Intel4770K94 schrieb:


> ne nur unterschiedliche Auflösung Vlt ist Full Hd zuviel fürn Vga aber eig müssts laufen tritt ja nur unter Last auf. aber am Dvi ist es nicht also wird es auch nicht an der Graka liegen^^
> Automatische Einstellung bringt nichts und in den Einstellungen find ich nichts zu Vga es ist auch wirklich minimal aber wahrnehmbar.

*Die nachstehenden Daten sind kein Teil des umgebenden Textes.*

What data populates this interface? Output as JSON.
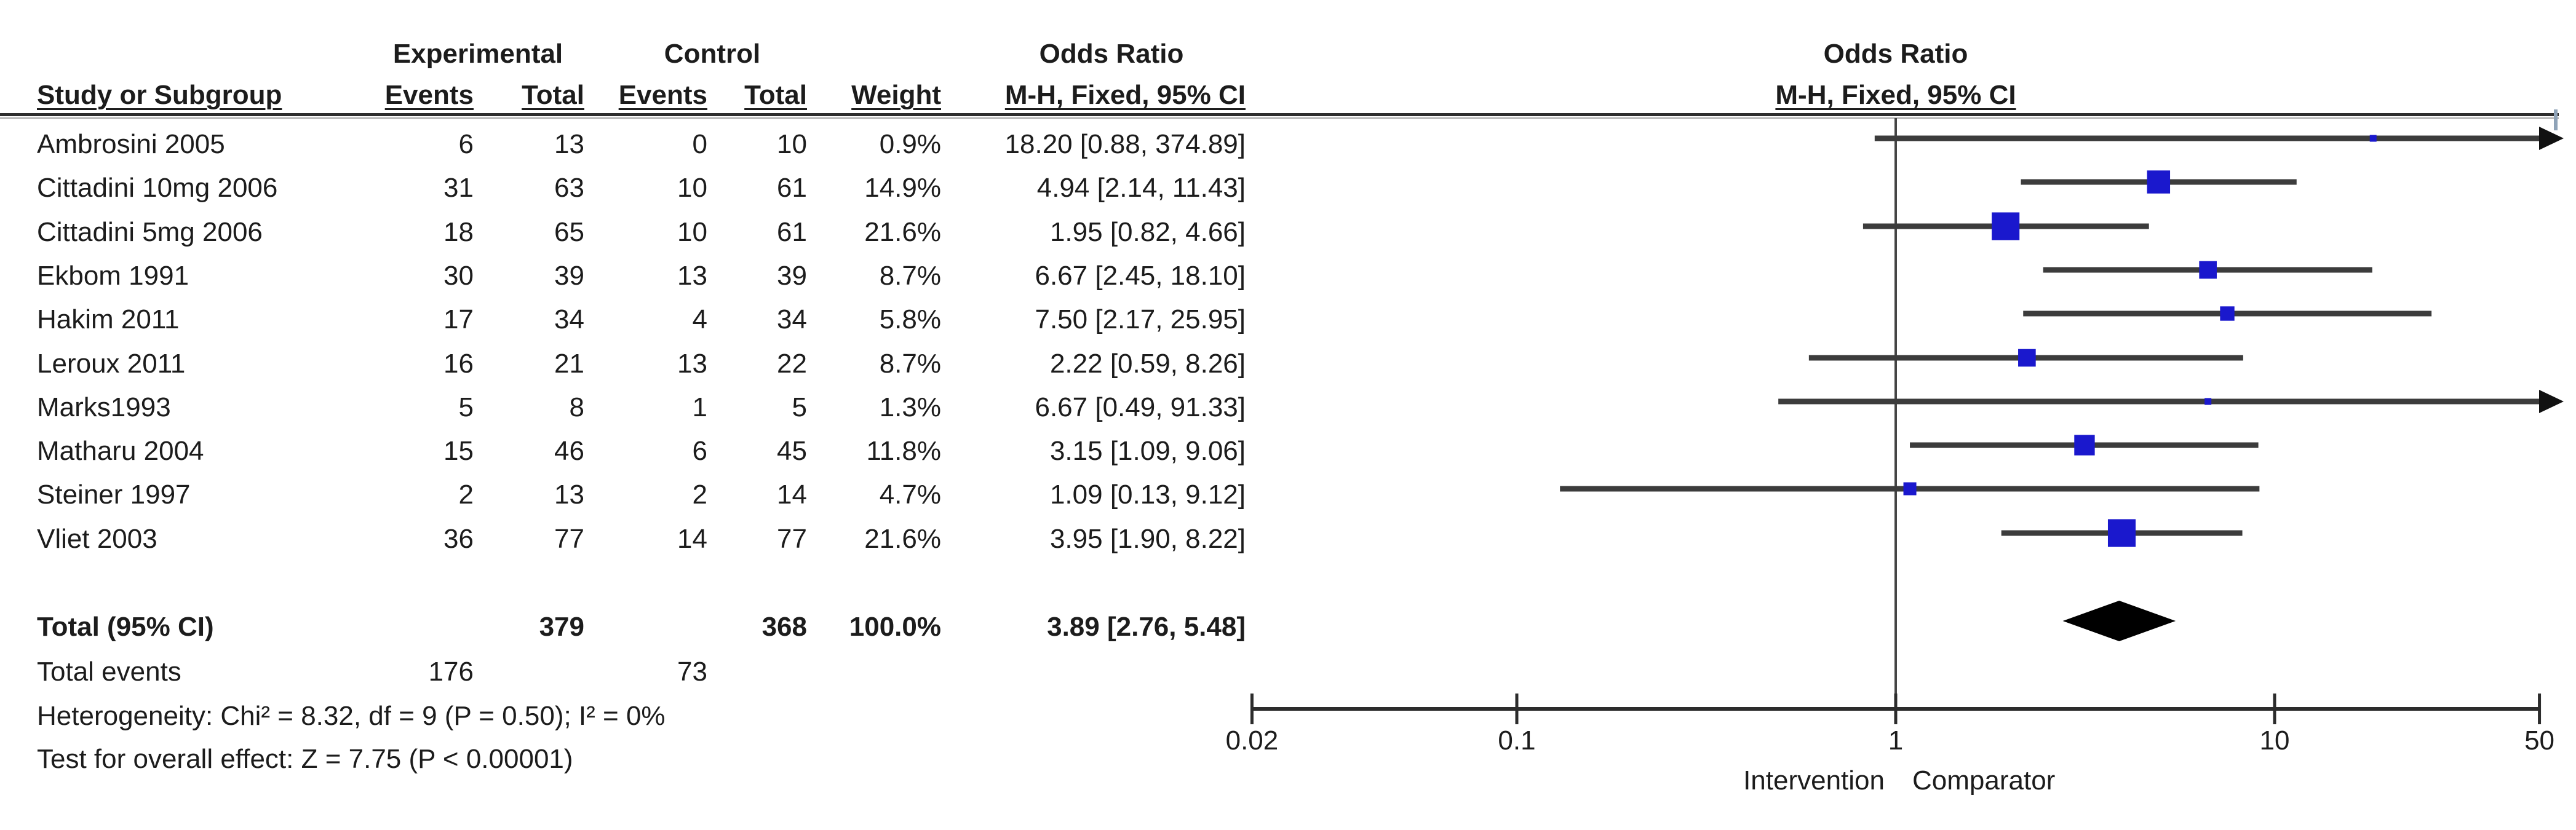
{
  "table_header": {
    "group_experimental": "Experimental",
    "group_control": "Control",
    "group_odds_ratio": "Odds Ratio",
    "study": "Study or Subgroup",
    "events": "Events",
    "total": "Total",
    "weight": "Weight",
    "mh_fixed": "M-H, Fixed, 95% CI"
  },
  "plot_header": {
    "line1": "Odds Ratio",
    "line2": "M-H, Fixed, 95% CI"
  },
  "chart_data": {
    "type": "forest",
    "effect_measure": "Odds Ratio",
    "method": "M-H, Fixed, 95% CI",
    "x_scale": "log",
    "x_range": [
      0.02,
      50
    ],
    "studies": [
      {
        "name": "Ambrosini 2005",
        "exp_events": 6,
        "exp_total": 13,
        "ctrl_events": 0,
        "ctrl_total": 10,
        "weight": "0.9%",
        "weight_pct": 0.9,
        "or": 18.2,
        "ci_low": 0.88,
        "ci_high": 374.89,
        "estimate_label": "18.20 [0.88, 374.89]"
      },
      {
        "name": "Cittadini 10mg 2006",
        "exp_events": 31,
        "exp_total": 63,
        "ctrl_events": 10,
        "ctrl_total": 61,
        "weight": "14.9%",
        "weight_pct": 14.9,
        "or": 4.94,
        "ci_low": 2.14,
        "ci_high": 11.43,
        "estimate_label": "4.94 [2.14, 11.43]"
      },
      {
        "name": "Cittadini 5mg 2006",
        "exp_events": 18,
        "exp_total": 65,
        "ctrl_events": 10,
        "ctrl_total": 61,
        "weight": "21.6%",
        "weight_pct": 21.6,
        "or": 1.95,
        "ci_low": 0.82,
        "ci_high": 4.66,
        "estimate_label": "1.95 [0.82, 4.66]"
      },
      {
        "name": "Ekbom 1991",
        "exp_events": 30,
        "exp_total": 39,
        "ctrl_events": 13,
        "ctrl_total": 39,
        "weight": "8.7%",
        "weight_pct": 8.7,
        "or": 6.67,
        "ci_low": 2.45,
        "ci_high": 18.1,
        "estimate_label": "6.67 [2.45, 18.10]"
      },
      {
        "name": "Hakim 2011",
        "exp_events": 17,
        "exp_total": 34,
        "ctrl_events": 4,
        "ctrl_total": 34,
        "weight": "5.8%",
        "weight_pct": 5.8,
        "or": 7.5,
        "ci_low": 2.17,
        "ci_high": 25.95,
        "estimate_label": "7.50 [2.17, 25.95]"
      },
      {
        "name": "Leroux 2011",
        "exp_events": 16,
        "exp_total": 21,
        "ctrl_events": 13,
        "ctrl_total": 22,
        "weight": "8.7%",
        "weight_pct": 8.7,
        "or": 2.22,
        "ci_low": 0.59,
        "ci_high": 8.26,
        "estimate_label": "2.22 [0.59, 8.26]"
      },
      {
        "name": "Marks1993",
        "exp_events": 5,
        "exp_total": 8,
        "ctrl_events": 1,
        "ctrl_total": 5,
        "weight": "1.3%",
        "weight_pct": 1.3,
        "or": 6.67,
        "ci_low": 0.49,
        "ci_high": 91.33,
        "estimate_label": "6.67 [0.49, 91.33]"
      },
      {
        "name": "Matharu 2004",
        "exp_events": 15,
        "exp_total": 46,
        "ctrl_events": 6,
        "ctrl_total": 45,
        "weight": "11.8%",
        "weight_pct": 11.8,
        "or": 3.15,
        "ci_low": 1.09,
        "ci_high": 9.06,
        "estimate_label": "3.15 [1.09, 9.06]"
      },
      {
        "name": "Steiner 1997",
        "exp_events": 2,
        "exp_total": 13,
        "ctrl_events": 2,
        "ctrl_total": 14,
        "weight": "4.7%",
        "weight_pct": 4.7,
        "or": 1.09,
        "ci_low": 0.13,
        "ci_high": 9.12,
        "estimate_label": "1.09 [0.13, 9.12]"
      },
      {
        "name": "Vliet 2003",
        "exp_events": 36,
        "exp_total": 77,
        "ctrl_events": 14,
        "ctrl_total": 77,
        "weight": "21.6%",
        "weight_pct": 21.6,
        "or": 3.95,
        "ci_low": 1.9,
        "ci_high": 8.22,
        "estimate_label": "3.95 [1.90, 8.22]"
      }
    ],
    "total": {
      "label": "Total (95% CI)",
      "exp_total": 379,
      "ctrl_total": 368,
      "weight": "100.0%",
      "or": 3.89,
      "ci_low": 2.76,
      "ci_high": 5.48,
      "estimate_label": "3.89 [2.76, 5.48]"
    },
    "total_events": {
      "label": "Total events",
      "experimental": 176,
      "control": 73
    },
    "heterogeneity": "Heterogeneity: Chi² = 8.32, df = 9 (P = 0.50); I² = 0%",
    "overall_effect": "Test for overall effect: Z = 7.75 (P < 0.00001)",
    "axis": {
      "ticks": [
        0.02,
        0.1,
        1,
        10,
        50
      ],
      "tick_labels": [
        "0.02",
        "0.1",
        "1",
        "10",
        "50"
      ],
      "favours_left": "Intervention",
      "favours_right": "Comparator"
    },
    "colors": {
      "marker": "#1a18cd",
      "diamond": "#000000",
      "ci_line": "#3c3c3c",
      "axis": "#2c2c2c",
      "text": "#1c1c1c"
    }
  }
}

Du solltest im osd des Screens sowas finden wie hier beim Punkt "Synchronisation". - > PRAD | Review Monitor LG Flatron L227WT Page 5


----------



## Intel4770K94 (5. Mai 2014)

ne takt bzw taktrate find ich nicht
Helligkeit
Kontrast
Schärfe
Samsung Magic Bright, Angle, Upscale, Bildgröße
H-Position und V-Position, Grob und Fein
Rot, Grün, Blau, Farbtemp, Gamma

Mehr find ich net


----------



## JoM79 (5. Mai 2014)

Lass das mit VGA sein und kauf dir nen HDMI Kabel, das kostet nicht die Welt und ist wesentlich besser.


----------



## Intel4770K94 (5. Mai 2014)

Ok Meister Yoda


----------



## JoM79 (5. Mai 2014)

Intel4770K94 schrieb:


> Ok Meister Yoda


 
Wer ich?
Bin weder klein, noch grün und die Macht hat mich schon lange verlassen.


----------



## Intel4770K94 (5. Mai 2014)

sry ist mir so rausgekommen xD


----------



## JoM79 (5. Mai 2014)

Intel4770K94 schrieb:


> sry ist mir so rausgekommen xD


 Kein Ding


----------



## Quade3 (6. Mai 2014)

Wahrscheinlich hat dein Monitor ein PWM Backlight, eventuell Helligkeit hochregeln oder damit leben.
PWM Backlight ist für manche Augen extrem auffällig während andere dadurch nicht gestört werden


----------



## Intel4770K94 (6. Mai 2014)

Danke Stimmt wirklich ist mir erst aufgefallen nachdem ich die helligkeit runtergedreht habe da er mein ganze Zimmer erleuchtet hat bzw. in den Augen wehtat^^


----------



## JoM79 (6. Mai 2014)

Intel4770K94 schrieb:


> Danke Stimmt wirklich ist mir erst aufgefallen nachdem ich die helligkeit runtergedreht habe da er mein ganze Zimmer erleuchtet hat bzw. in den Augen wehtat^^



Also wenn du die das flimmern der PWM Steuerung sehen kannst, muss die schon sehr schlecht sein.
Normal kann man das nicht sehen, wobei mir aufgefallen ist, dass man ein flimmern im Augenwinkel viel extremer wahrnimmt.
Hatte das als ich am WE auf nem alten Röhrenfernseher Fußball geguckt habe.


----------



## Intel4770K94 (7. Mai 2014)

Liegt ja nur daran dass Leds nicht bzw sehr sehr wenig Nachleuchten im Vergleich zu anderen Leuchtmitteln. Mit anderen Leuchtmitteln überbrückst du quasi mit dem Nachleuchten die Dunklephase. Hab mal im Anhang Bilder wie das ausieht bei 30% Helligkeit und 100% bei 30% sieht manns mit dem Auge nicht nur in Spielen fällt es auf und das Handy nimmt das anscheinend doch war^^


----------



## JoM79 (7. Mai 2014)

Wow ganz schön nah dran, aber ja PWM flimmern wenn sich die Balken bewegen.


----------



## Intel4770K94 (9. Mai 2014)

Ist wirklich das Pwm hdmi hat nichts gebracht aber mit hdmi ist es trotzdem schöner!


----------